C’était plus qu’il n’en fallait pour bouleverser tous ces propriétaires de la veille.

Si M. Lacheneur, cet homme si puissant à leurs yeux, se jugeait assez menacé pour aller au-devant d’une revendication, que ne devaient-ils pas craindre, eux, pauvres diables, sans appui, sans conseils, sans défense ?…

On leur affirmait que la loi allait les trahir, qu’un décret se préparait qui rendrait comme des chiffons de papier leurs titres de propriété, ils ne virent de salut que dans la générosité de M. de Sairmeuse, cette générosité que Chupin faisait briller devant leurs yeux comme un miroir à alouettes.

— Quand on n’est pas le plus fort, comme l’ormeau, disaient les orateurs de leurs délibérations, on plie comme l’osier, qui se relève quand l’orage est passé.

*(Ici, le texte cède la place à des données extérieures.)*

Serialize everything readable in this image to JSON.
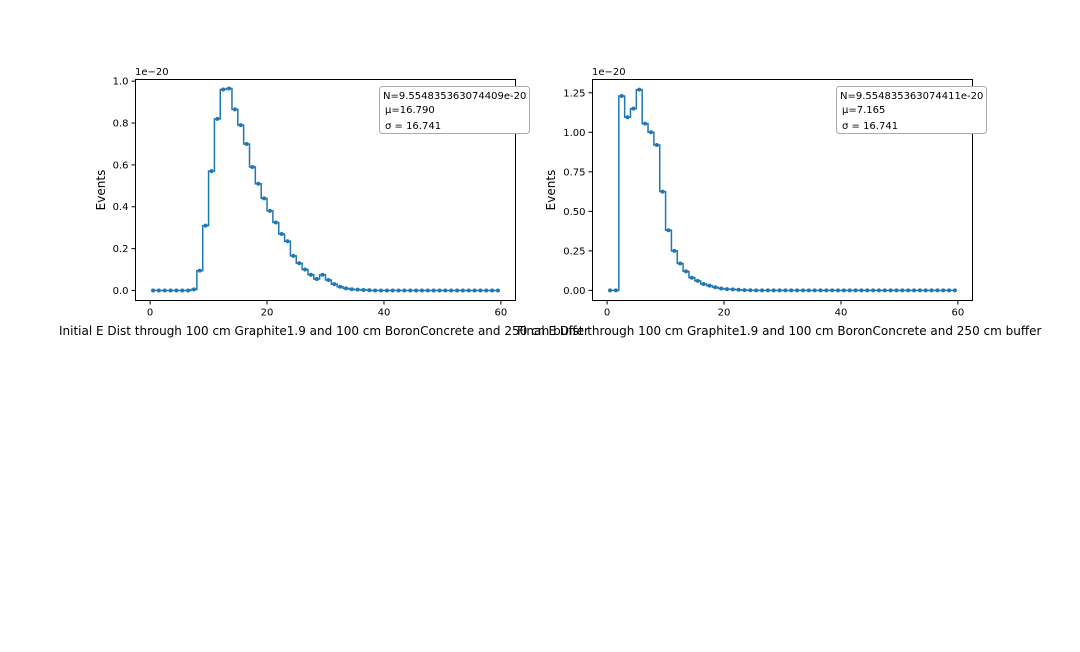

Et ils plièrent… Et leur soi-disant enthousiasme déborda avec un délire d’autant plus extravagant que la rancune et la peur s’y mêlaient.

À bien écouter, on eût reconnu dans certains cris l’accent de la rage et de la menace.

Enfin, comme il est rare que l’homme des campagnes, travaillé de défiances, ne garde pas une arrière-pensée, chacun d’eux se disait à part soi :

— Que risquons-nous à crier : « Vive M. le duc ! » Rien absolument. S’il se contente de cela pour tout loyer, bon ! S’il ne s’en contente pas, il sera toujours temps de voir à trouver autre chose.

Là-dessus, ils clamaient à s’égosiller…

Et tout en savourant son café dans la petite salle du presbytère, le duc se laissait aller à son ravissement.

Il devait, lui, le grand seigneur du temps passé, l’incorrigé et l’incorrigible, l’homme des grotesques préjugés et des illusions obstinées, il devait prendre pour argent comptant les acclamations, fausse monnaie de la foule, « véritable monnaie de singe, » prétendait Chateaubriand.